What are the advantages of a polars LazyFrame over a Dataframe?


Python polars are pretty similar to Python pandas.

I know in pandas we do not have Lazyframes.

We can create Lazyframes just like Dataframes in polars.

import polars as pl
data = {"a": [1, 2, 3], "b": [5, 4, 8]}
lf = pl.LazyFrame(data)

I want to know what are the advantages of a Lazyframe over a Dataframe ?

If someone can explain with examples.

Thanks.


Solution

  • I think this is very good explained at the Polars docs:

    With the lazy API Polars doesn't run each query line-by-line but instead processes the full query end-to-end. To get the most out of Polars it is important that you use the lazy API because:

    the lazy API allows Polars to apply automatic query optimization with the query optimizer
    the lazy API allows you to work with larger than memory datasets using streaming
    the lazy API can catch schema errors before processing the data
    

    Here we see how to use the lazy API starting from either a file or an existing DataFrame.

    So in short in both cases you code your transformations. In a normal data-frame these transformations will be executed one by one, in the lazy case a "query optimizer" will look for shortcuts in the algorithm for reaching the same result.

    Notice that these shortcuts are not necessary and also not always present, so in the worst case the Lazy operation will just perform as the traditional one.

    Example

    As an example imagine that you need to Read a CSV transform it and filter it, in pandas we will:

    # Read everything even if we don't need everything
    df = pd.read_csv("example.csv") 
    # Potentially relocate memory or duplicate memory usage  
    df = df[['name','col2']]
    # We are transforming everything even if we will filter later
    df['name'] = df['name'].str.upper()
    # Same as before, and could have been avoided by not reading in the first place, or putting the transformation later
    df = df[df['col2']>0]
    

    In this process we may have allocated much more memory than the required for the original DF and in general we could have read the CSV file once already looking just for 'col1'>1 and 'col2'.

    There are optimizations we can do in the code to optimize it such as filtering first and transforming later. But let's check what a lazy operation can do does.
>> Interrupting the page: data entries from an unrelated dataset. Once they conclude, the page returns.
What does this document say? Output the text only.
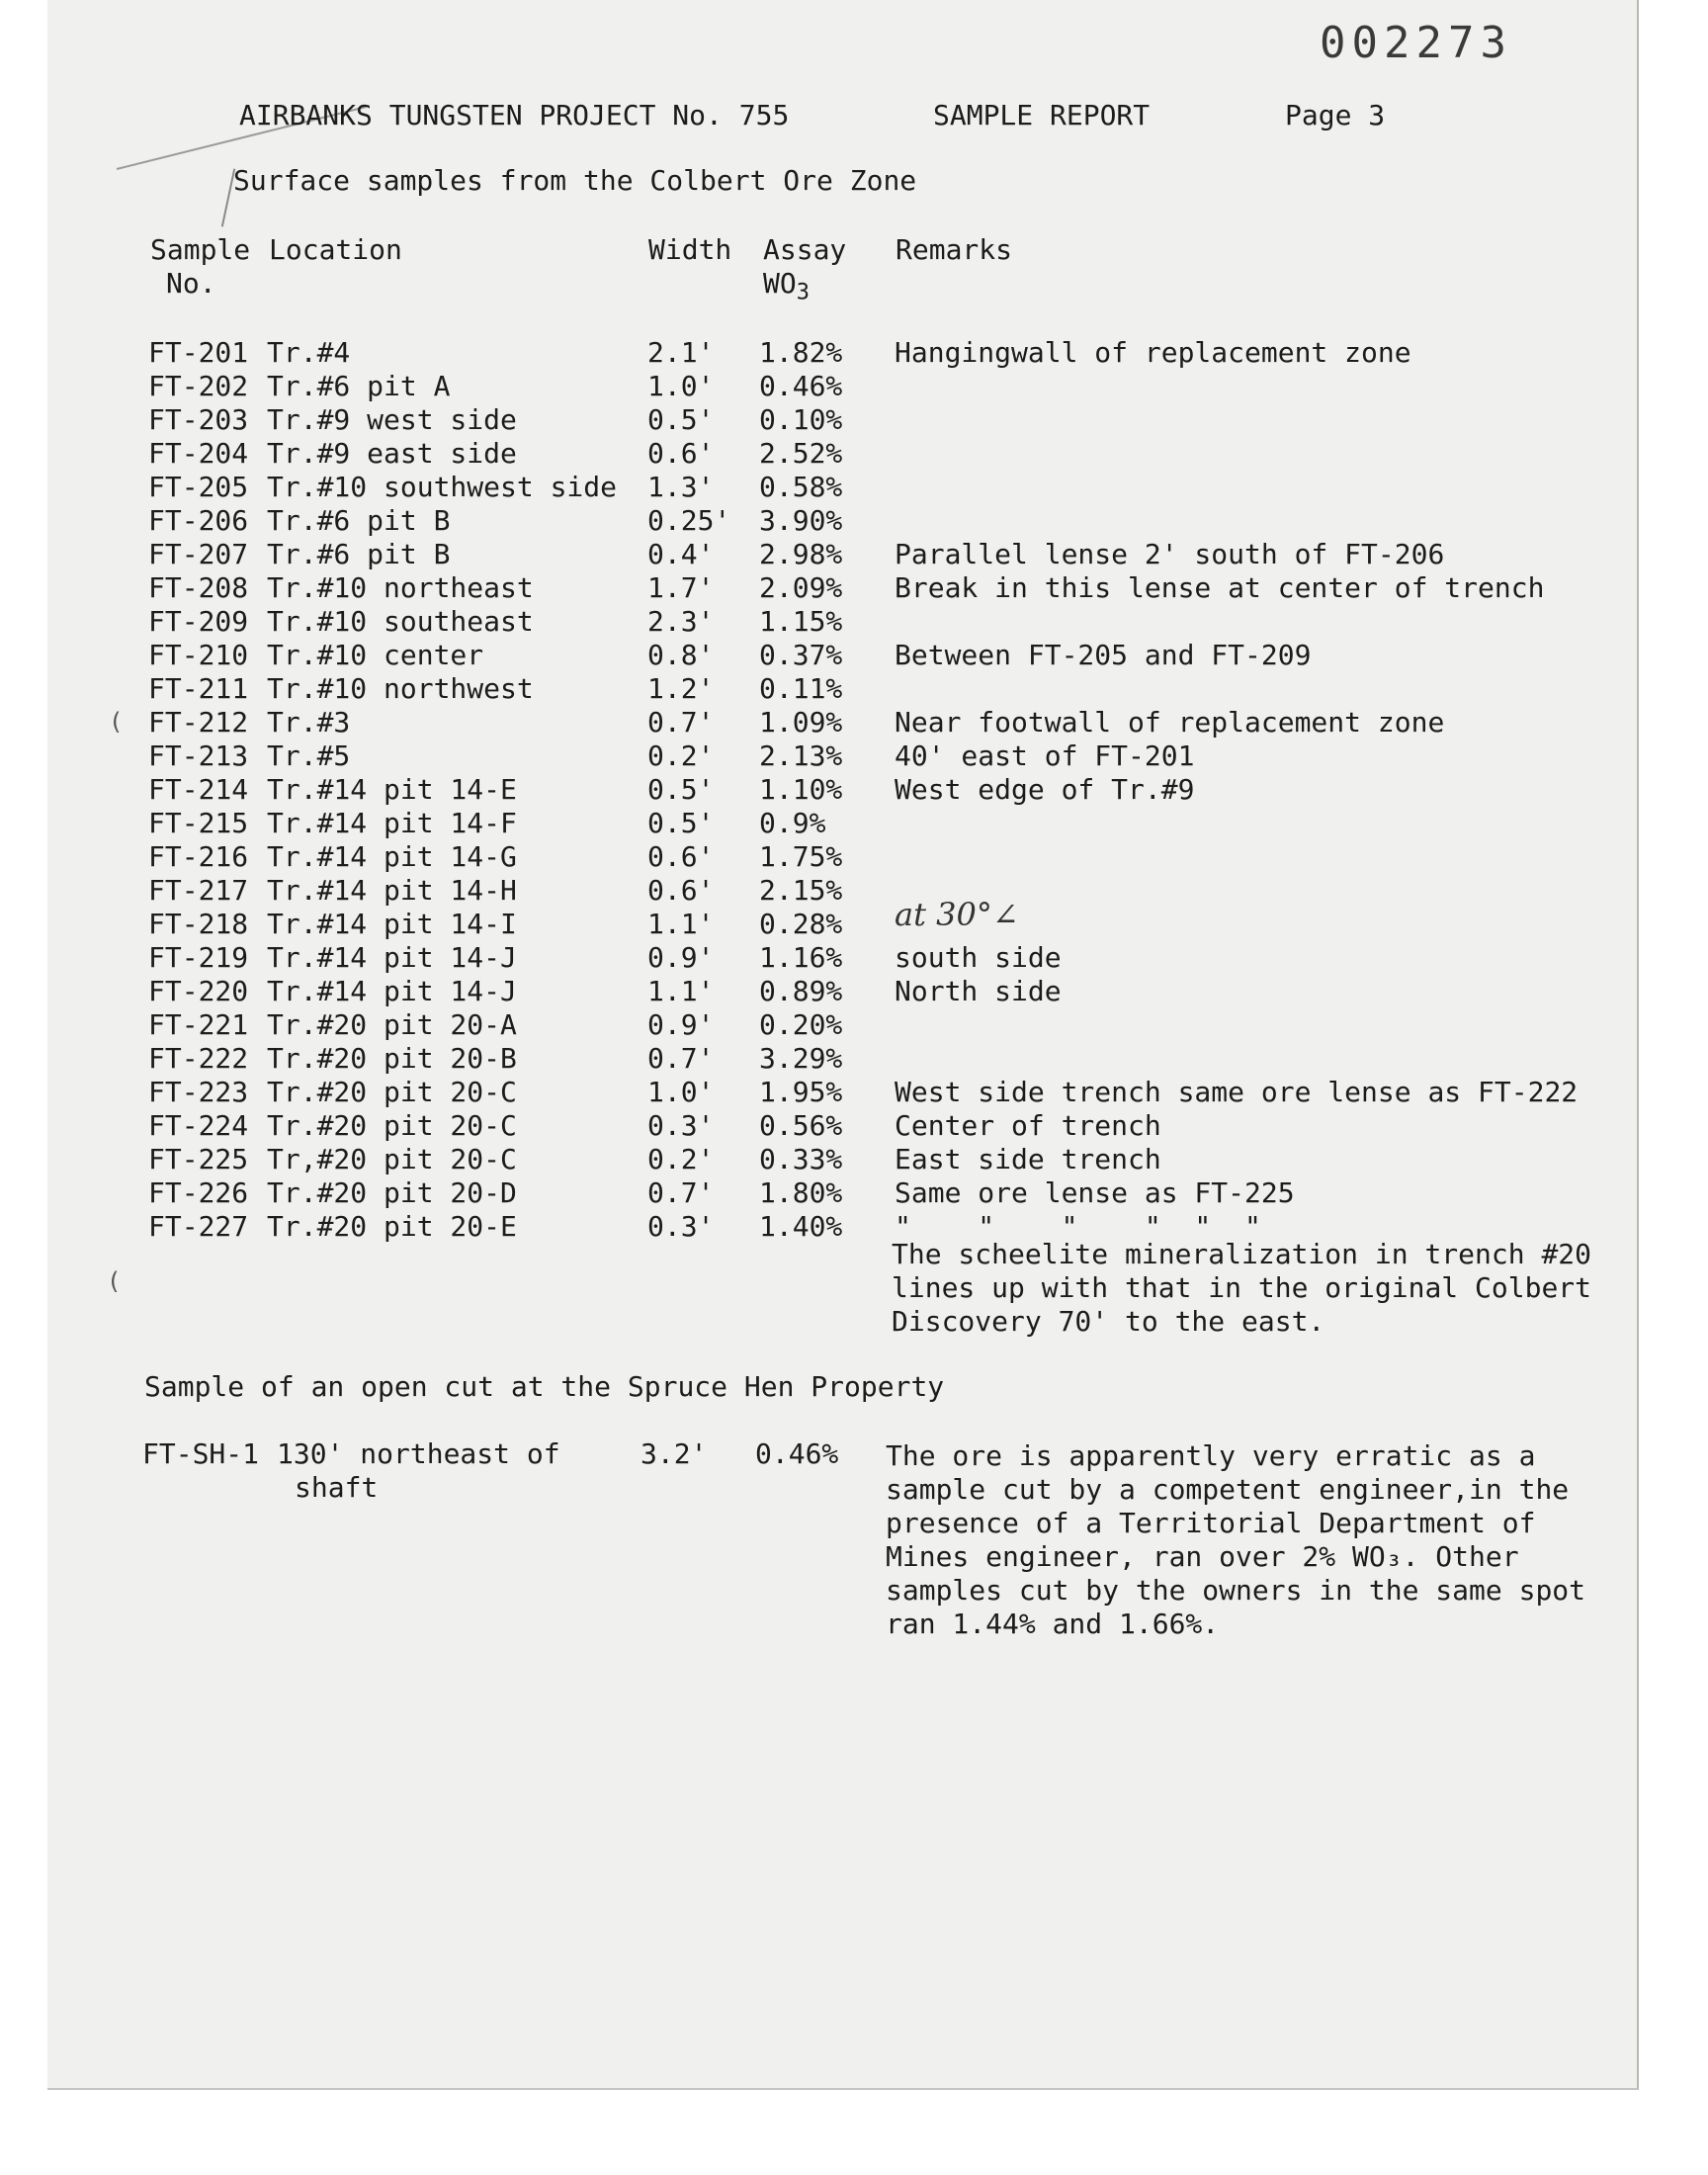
002273
AIRBANKS TUNGSTEN PROJECT No. 755	SAMPLE REPORT	Page 3
Surface samples from the Colbert Ore Zone
Sample
No.
Location	Width Assay
$WO_3$
Remarks
FT-201 Tr.#4	2.1' 1.82% Hangingwall of replacement zone
FT-202 Tr.#6 pit A	1.0' 0.46%
FT-203 Tr.#9 west side	0.5' 0.10%
FT-204 Tr.#9 east side	0.6' 2.52%
FT-205 Tr.#10 southwest side 1.3' 0.58%
FT-206 Tr.#6 pit B	0.25' 3.90%
FT-207 Tr.#6 pit B	0.4' 2.98% Parallel lense 2' south of FT-206
FT-208 Tr.#10 northeast	1.7' 2.09% Break in this lense at center of trench
FT-209 Tr.#10 southeast	2.3' 1.15%
FT-210 Tr.#10 center	0.8' 0.37% Between FT-205 and FT-209
FT-211 Tr.#10 northwest	1.2' 0.11%
FT-212 Tr.#3	0.7' 1.09% Near footwall of replacement zone
FT-213 Tr.#5	0.2' 2.13% 40' east of FT-201
FT-214 Tr.#14 pit 14-E	0.5' 1.10% West edge of Tr.#9
FT-215 Tr.#14 pit 14-F	0.5' 0.9%
FT-216 Tr.#14 pit 14-G	0.6' 1.75%
FT-217 Tr.#14 pit 14-H	0.6' 2.15%
FT-218 Tr.#14 pit 14-I	1.1' 0.28%
FT-219 Tr.#14 pit 14-J	0.9' 1.16% south side
FT-220 Tr.#14 pit 14-J	1.1' 0.89% North side
FT-221 Tr.#20 pit 20-A	0.9' 0.20%
FT-222 Tr.#20 pit 20-B	0.7' 3.29%
FT-223 Tr.#20 pit 20-C	1.0' 1.95% West side trench same ore lense as FT-222
FT-224 Tr.#20 pit 20-C	0.3' 0.56% Center of trench
FT-225 Tr,#20 pit 20-C	0.2' 0.33% East side trench
FT-226 Tr.#20 pit 20-D	0.7' 1.80% Same ore lense as FT-225
FT-227 Tr.#20 pit 20-E	0.3' 1.40% "    "    "    "  "  "
at 30°∠
The scheelite mineralization in trench #20
lines up with that in the original Colbert
Discovery 70' to the east.
Sample of an open cut at the Spruce Hen Property
FT-SH-1 130' northeast of
shaft
3.2' 0.46% The ore is apparently very erratic as a
sample cut by a competent engineer,in the
presence of a Territorial Department of
Mines engineer, ran over 2% WO₃. Other
samples cut by the owners in the same spot
ran 1.44% and 1.66%.
(
(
    Again from the docs of polar. we could have make the "query" for the whole process:

    q1 = (
        pl.scan_csv(f"docs/src/data/reddit.csv")
        .with_columns(pl.col("name").str.to_uppercase())
        .filter(pl.col("comment_karma") > 0) )
    
    # that reads in polars as :
    FILTER [(col("comment_karma")) > (0)] FROM WITH_COLUMNS:
        [col("name").str.uppercase()]
    
        CSV SCAN data/reddit.csv
        PROJECT */6 COLUMNS
    

    Then the polars optimizer will transform it (unless you tell them not to do it), so the actual operation looks like:

     WITH_COLUMNS:
     [col("name").str.uppercase()]
    
        CSV SCAN data/reddit.csv
        PROJECT */6 COLUMNS
        SELECTION: [(col("comment_karma")) > (0)]
    

    This is what polars executes and basically it filters and transform the df at the time of reading, altogether, saving computation and time.

    tldr:

    The LazyDataframe is meant to allow you to use the lazy API based on query optimization that shortcuts the amount of calculations needed by intelligently reordering operations instead of blindly executing them in order as it is usual in pandas.

    Of course for using the Lazy API we need to defers the actual execution of the code till when is needed so it can rearrange all operations.